# sand key area of Clearwater



## Tom G (Sep 4, 2005)

going to be in that area in a few days would like to know of a few spots to fish,I will be surf fishing and probably do some fishing over by the bridge that connects clearwater beach and sand key. Is the fishing good around there .


----------



## clean one (Nov 7, 2006)

there are 3 piers in the park when you first cross the bridge into Sand Key,catch fish every time i go,also looks like a good place to surf fish too.good luck man!


----------



## fishflor (Jun 9, 2010)

At Sand Key, I've had some luck on the rocks from the start of the jetty east all the way to the Intracoastal side. The current can move pretty fast through the pass. Try a knocker rig with a 1-3oz egg sinker, 4-0 to 6-0 circle hook, and cutbait for redfish. For great year-round speckled trout action, drive 5min south to the Indian Rocks Causeway. Either side holds grassflats with numerous holes.
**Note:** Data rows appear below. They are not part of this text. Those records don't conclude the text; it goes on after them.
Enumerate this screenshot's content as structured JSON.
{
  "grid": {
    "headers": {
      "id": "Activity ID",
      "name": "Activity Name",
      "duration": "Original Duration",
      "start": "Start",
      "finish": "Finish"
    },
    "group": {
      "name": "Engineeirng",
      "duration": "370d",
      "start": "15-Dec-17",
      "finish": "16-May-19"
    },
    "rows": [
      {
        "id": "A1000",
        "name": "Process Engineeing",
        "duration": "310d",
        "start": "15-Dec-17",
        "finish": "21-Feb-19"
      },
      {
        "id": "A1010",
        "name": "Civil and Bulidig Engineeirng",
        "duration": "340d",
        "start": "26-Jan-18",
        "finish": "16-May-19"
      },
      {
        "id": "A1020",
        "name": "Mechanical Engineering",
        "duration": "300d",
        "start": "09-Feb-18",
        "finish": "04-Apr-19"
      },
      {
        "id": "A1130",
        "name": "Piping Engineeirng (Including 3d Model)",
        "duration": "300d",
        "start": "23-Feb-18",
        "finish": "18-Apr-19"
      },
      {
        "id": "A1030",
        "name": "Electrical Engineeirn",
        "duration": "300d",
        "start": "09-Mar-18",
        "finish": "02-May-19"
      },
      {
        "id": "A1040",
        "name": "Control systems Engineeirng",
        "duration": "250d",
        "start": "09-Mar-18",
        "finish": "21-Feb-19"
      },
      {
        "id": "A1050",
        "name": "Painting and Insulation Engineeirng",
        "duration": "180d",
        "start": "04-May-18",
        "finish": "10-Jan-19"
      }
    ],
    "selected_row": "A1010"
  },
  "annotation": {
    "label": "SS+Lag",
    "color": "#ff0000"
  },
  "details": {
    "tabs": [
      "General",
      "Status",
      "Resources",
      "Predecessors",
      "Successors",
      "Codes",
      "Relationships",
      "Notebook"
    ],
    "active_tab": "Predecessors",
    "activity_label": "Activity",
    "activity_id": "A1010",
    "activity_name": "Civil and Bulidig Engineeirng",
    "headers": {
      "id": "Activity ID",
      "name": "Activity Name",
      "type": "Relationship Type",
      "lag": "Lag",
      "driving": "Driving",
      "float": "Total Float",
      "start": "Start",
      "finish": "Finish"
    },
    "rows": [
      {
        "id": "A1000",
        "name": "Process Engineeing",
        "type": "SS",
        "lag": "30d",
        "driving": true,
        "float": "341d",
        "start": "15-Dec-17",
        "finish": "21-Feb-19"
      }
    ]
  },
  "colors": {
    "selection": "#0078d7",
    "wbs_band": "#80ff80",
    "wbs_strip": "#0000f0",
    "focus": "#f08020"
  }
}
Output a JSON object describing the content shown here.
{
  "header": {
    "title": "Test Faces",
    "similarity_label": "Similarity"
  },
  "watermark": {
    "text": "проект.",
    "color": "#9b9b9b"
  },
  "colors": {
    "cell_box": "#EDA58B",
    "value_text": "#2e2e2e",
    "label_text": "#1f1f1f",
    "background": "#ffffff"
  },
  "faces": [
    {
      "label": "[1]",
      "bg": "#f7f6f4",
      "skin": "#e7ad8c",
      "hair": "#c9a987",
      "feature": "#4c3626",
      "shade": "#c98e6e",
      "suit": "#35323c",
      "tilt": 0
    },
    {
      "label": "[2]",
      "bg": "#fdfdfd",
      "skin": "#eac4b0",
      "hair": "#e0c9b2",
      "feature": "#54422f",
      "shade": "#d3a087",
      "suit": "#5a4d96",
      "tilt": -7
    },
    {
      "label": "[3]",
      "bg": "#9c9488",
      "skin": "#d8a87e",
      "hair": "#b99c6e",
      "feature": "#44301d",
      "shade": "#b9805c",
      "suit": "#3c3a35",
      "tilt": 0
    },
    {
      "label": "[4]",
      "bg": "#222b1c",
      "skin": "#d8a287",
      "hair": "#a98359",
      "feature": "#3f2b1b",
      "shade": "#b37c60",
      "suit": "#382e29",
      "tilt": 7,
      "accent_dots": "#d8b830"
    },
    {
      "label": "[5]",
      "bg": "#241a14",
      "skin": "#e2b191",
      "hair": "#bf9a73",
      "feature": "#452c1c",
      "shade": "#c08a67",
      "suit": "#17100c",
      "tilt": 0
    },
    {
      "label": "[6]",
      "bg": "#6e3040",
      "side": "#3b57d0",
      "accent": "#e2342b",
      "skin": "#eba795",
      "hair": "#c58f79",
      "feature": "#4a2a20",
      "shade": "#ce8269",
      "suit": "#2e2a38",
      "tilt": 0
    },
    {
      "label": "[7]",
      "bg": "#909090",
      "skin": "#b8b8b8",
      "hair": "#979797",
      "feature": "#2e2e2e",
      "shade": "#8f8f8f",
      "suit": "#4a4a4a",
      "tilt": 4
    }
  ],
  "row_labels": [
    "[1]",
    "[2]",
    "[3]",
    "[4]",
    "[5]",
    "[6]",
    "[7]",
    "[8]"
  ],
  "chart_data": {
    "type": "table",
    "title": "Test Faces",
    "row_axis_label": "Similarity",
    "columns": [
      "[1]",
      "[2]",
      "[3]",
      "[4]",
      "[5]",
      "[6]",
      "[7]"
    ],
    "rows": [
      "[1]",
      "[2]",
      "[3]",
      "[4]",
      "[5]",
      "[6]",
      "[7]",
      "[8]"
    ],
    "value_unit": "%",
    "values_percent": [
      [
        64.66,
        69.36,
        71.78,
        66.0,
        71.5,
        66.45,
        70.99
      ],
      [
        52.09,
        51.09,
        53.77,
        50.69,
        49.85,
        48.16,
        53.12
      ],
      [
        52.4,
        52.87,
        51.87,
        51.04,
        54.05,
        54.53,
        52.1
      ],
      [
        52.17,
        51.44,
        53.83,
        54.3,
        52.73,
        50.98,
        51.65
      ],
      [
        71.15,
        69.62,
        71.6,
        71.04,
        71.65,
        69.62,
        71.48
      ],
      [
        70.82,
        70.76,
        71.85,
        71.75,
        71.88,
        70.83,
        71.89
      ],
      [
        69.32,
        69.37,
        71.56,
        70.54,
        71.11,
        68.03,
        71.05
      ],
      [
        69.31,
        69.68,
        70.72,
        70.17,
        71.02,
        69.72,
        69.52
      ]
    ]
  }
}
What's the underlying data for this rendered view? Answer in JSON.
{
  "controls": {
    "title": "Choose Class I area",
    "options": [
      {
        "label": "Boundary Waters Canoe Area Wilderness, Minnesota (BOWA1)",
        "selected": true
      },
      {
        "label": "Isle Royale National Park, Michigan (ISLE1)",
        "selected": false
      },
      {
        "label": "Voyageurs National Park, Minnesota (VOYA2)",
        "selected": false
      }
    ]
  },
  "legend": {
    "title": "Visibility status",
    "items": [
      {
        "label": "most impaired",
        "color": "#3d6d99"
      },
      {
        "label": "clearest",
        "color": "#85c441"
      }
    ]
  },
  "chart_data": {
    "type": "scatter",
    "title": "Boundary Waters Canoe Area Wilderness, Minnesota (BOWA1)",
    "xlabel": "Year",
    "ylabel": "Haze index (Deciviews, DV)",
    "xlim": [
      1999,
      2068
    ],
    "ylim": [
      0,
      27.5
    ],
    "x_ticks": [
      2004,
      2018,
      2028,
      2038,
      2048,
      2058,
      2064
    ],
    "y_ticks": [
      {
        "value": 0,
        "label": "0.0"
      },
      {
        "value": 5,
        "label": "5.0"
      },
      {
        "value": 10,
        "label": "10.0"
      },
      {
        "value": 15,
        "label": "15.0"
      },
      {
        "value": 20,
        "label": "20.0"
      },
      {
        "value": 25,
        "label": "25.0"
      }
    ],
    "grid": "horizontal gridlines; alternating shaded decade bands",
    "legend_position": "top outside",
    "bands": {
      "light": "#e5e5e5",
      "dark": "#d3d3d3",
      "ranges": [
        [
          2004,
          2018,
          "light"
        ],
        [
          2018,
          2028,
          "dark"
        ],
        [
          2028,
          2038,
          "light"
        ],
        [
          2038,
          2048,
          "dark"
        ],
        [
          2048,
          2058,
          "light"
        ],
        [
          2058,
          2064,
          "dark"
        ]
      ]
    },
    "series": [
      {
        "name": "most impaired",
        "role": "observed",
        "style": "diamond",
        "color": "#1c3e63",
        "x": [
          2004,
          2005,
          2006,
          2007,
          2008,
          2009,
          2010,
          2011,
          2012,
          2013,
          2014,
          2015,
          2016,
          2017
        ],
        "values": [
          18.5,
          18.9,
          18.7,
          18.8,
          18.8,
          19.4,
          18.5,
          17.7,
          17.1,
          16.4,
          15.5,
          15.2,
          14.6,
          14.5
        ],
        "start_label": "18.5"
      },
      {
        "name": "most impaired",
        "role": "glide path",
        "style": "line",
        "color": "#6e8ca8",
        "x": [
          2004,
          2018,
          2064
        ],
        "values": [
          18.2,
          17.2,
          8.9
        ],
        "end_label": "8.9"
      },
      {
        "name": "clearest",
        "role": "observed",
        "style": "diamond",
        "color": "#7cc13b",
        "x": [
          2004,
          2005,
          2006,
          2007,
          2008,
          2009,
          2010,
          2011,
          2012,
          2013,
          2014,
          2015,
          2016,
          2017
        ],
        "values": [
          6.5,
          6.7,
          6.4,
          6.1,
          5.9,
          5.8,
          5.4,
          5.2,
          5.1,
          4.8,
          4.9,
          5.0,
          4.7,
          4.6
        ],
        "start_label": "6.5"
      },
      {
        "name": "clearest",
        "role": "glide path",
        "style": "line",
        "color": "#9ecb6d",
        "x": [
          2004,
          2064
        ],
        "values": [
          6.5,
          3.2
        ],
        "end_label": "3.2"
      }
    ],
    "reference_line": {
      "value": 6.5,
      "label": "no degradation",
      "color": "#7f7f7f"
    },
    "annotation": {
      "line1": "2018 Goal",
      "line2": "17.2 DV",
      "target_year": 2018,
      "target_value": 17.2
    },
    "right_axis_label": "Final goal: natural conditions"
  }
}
Shrimp under a popping cork to keep the bait a few inches above the grass will provide lots of action. The specks take mirrolures readily and since they're made just down the road in Largo, you'll be supporting local business. Loves lures, which are also made locally, are essentially small plastic curly-tail or minnow tail jigs tied in tandem, also work great and can be used just like having bait under a popping cork. Check out the reports on capmel.com before you go. Also the TA Mahoney Reel Animals fishing show and the B3 Fishing show are weekly radio programs that give a wealth of info on west central florida fishing and the hosts are all local fishing guides. They both have websites. The word this year is that with the warm winter, it's basically a spring pattern already and the flats fishing has been hot the whole time. That was certainly the case when I went back home a few weeks ago. I caught dozens of nice sized specks along the Indian Rocks Causeway, mostly on Mirrolures. Good luck to you and post some reports/pics.


----------



## Tom G (Sep 4, 2005)

Thanks for the info guys. Will keep you posted when I get down there.


----------



## Tom G (Sep 4, 2005)

Thanks for the info guys. Will keep you posted when I get down there. Clean one do you pay to fish off the piers at sand key ?


----------